Are there side effects or drawbacks to bidets?
When you hear the stats and the benefits, it’s enough to want to ditch toilet paper forever. But are there any drawbacks to using a bidet? Not really, according to Dr. Sekhon who adds, “other than the risk of inadvertently burning yourself if you have unexpectedly hot water. Use normal temperature or warm water [and] be sure to check the temperature carefully before using it. It’s a good idea to pat the area dry thoroughly to avoid moisture which can create a breeding ground for yeast and bacterial imbalances,” she adds.
It may take a little while to get comfortable using the bidet, and you may want to look for one with both front and rear nozzles for cleaning. Most brands will offer a manual and installation video to help you get the bidet on your existing toilet easily, but if you’re unsure of how to install it properly, be sure to get help because if installed wrong it could result in a messy situation (think water all over your bathroom). A common argument against bidets is that they waste water, but as previously discussed, that doesn’t really hold up.“It takes almost 37 gallons of water to make a roll of toilet paper, and only a pint of water to wash with a bidet.”

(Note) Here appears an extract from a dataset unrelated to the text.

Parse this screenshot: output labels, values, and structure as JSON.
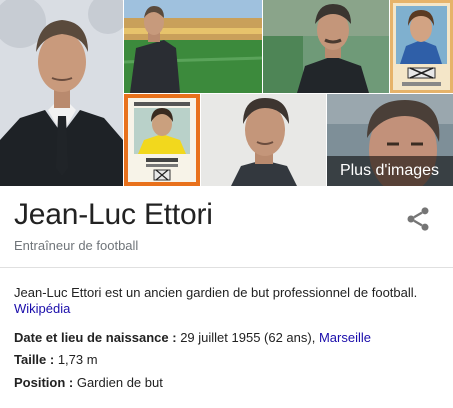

If you’re not sold, ultimately, as Dr. Kecia Gaither, MD, MPH, FACOG, double board-certified in OB/GYN and Maternal-Fetal Medicine, says, “it’s an individual’s personal preference to utilize a bidet, rather than standard toilet paper. [There] are no known scientific studies evaluating bidet use over routine toilet paper.” But if you’re looking for an easy swap that’s good for the environment (and for your booty) a bidet is a good choice.